"It didn't surprise me to look up into the early morning sky and see the waning moon tangled in the rigging, in a sky . To choose a life on the water is to give yourself up to the tides, the outer ones and the ebb and flow of your own inner waters. So when I glanced up and saw her so bright in a morning sky that perfect color of blue that lasts for an hour, maybe more, it came to me exactly what I had chosen, why I was here. Yes it was love, and living, but something more too. I left a dry place where I dreamt of water and came to a place where water abounds, a waterlogged land blessed with an astonishing abundance -- of green, of moisture, of birds, of a lush and tropical beauty."
I wrote this toward the end of November and found it after New Year's, more than a month later, after a span of busy-ness that always seems part and parcel of the holidays. I re-disovered it after listening to an NPR story about how we change more than we think we do. Here's the crux of it: The researchers found that "people underestimated how much they will change in the future. People just didn't recognize how much their seemingly essential selves would shift and grow.
And this was true whether they were in their teen years or middle-aged.
'"Life is a process of growing and changing, and what our results suggest is that growth and change really never stops," says Gilbert, "despite the fact that at every age from 18 to 68, we think it's pretty much come to a close."
Personality changes do take place faster when people are younger, says Gilbert, so "a person who says I've changed more in the past decade than I expect to change in the future is not wrong."
But that doesn't mean they fully understand what's still to come. "Their estimates of how much they'll change in the future are underestimates," says Gilbert. "They are going to change more than they realize. Change does slow; it just doesn't slow as much as we think it will."'
It struck me, reading this draft entry, forgotten in the pre-Christmas rush, the place I was then, compared to where I am now. A month ago and I was strong and sure, prepared for the next step along my path. A month passes and my skies are a bit cloudy, a 30% chance always seeming to herald a downpour. If a month can bring such a change, what potential does a year have? A decade? How could we think of ourselves, even at the ripe age of fifty-four as static beings, just refining ourselves, altering slightly but in our essentials, the same?

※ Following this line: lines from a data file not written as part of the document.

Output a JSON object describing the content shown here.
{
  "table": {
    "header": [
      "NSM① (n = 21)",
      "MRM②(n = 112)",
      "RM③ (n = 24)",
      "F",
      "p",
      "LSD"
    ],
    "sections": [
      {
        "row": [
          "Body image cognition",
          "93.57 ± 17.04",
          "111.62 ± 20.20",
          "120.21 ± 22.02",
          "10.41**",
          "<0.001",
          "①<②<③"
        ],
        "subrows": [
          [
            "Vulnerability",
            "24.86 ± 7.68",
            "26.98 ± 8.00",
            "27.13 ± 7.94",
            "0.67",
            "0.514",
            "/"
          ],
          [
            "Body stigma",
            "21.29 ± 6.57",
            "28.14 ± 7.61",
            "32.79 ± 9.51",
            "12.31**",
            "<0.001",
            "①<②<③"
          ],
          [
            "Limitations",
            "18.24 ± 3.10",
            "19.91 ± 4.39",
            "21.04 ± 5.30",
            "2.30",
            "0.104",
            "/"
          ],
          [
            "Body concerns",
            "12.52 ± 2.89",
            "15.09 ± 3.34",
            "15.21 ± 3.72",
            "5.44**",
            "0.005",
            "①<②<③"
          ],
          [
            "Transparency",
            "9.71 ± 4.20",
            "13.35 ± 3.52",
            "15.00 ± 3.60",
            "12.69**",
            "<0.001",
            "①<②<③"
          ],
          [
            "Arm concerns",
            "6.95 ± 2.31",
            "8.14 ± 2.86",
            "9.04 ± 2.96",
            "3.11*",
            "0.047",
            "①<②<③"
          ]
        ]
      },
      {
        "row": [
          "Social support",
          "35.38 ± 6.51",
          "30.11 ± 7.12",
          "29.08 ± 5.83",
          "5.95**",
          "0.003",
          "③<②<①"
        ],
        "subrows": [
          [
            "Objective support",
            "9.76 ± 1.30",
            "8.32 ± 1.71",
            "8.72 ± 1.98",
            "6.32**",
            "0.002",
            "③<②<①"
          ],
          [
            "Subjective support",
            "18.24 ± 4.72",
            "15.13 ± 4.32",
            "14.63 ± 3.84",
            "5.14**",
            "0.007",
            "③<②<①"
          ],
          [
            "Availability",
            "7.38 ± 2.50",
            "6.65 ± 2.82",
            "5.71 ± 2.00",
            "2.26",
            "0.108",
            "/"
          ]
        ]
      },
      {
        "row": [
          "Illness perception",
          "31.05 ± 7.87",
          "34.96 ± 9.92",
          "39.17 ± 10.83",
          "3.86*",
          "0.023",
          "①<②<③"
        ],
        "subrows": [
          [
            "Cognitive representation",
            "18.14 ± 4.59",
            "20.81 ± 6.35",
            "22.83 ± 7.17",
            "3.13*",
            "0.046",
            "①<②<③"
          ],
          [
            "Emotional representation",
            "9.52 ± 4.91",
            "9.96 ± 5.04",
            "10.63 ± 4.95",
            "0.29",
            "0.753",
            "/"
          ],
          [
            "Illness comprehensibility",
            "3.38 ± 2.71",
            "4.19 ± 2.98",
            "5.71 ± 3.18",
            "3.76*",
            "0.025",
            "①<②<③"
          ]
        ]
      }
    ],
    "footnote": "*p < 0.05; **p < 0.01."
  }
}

Where was I going with this month-old bit of prose? Was I going to wax on deliriously at this moment of rightness when I knew I was just where I was supposed to be and who I was supposed to be with? Was I going somewhere a little dark, sensing at my edges the doubt that marks me, my Libra legacy. Certainly the word "tangled" sits a little oddly, a word that insinuated itself into body and title.
They ebb and flow, surety, doubt, at least for me. There's a bit of Florida's watery nature within me, something tidal that is always either becoming or letting go, embracing or releasing. I read once entropy, specifically chemical entropy, was the desire to hold and the desire to be held, two forces that increased and lessened. In synchrony, we hold and are held, one stronger as the other weakens, the weak strengthening as the strong fails. It seemed a more hopeful view of the force that drives things apart, that sends satellites through failing orbits, crashing to earth, that will tug at our universe, pulling us farther apart. Now I feel it, that urge to hold and be held tipping this way and that. I can see how at it's edges it can be pretty ugly, but in that Hegelian between is love and family, friends and community. It's connections that span decades, giving and taking, tipping this way and that, always searching for its equinox. I realize, writing this, that I am a bit black and white about things, a little judgmental. If balance is the key, then only balance will do. I tend not to see things as a journey, in balance's case, something that comes and goes and comes again, with a periodicity that can be counted on but the moment or two or three, there and then gone. I forget to enjoy those moments, to settle in the knowing they will come again. I so regret the loss or so hope for the return that all the time between, the real stuff of life, I never quite enjoy as I could.
Florida has been an interesting stop for me. I always knew it was never my final destination although, once here, I began to act as if it was. Always a planner, it's hard for me to have chosen a life without a particular end, choosing a life that must be sailed as opposed to visited, the journey really everything. I keep thinking this is so unlike me, but maybe I've changed that much and I just never realized. Maybe this is exactly like me, this me. I guess we will see.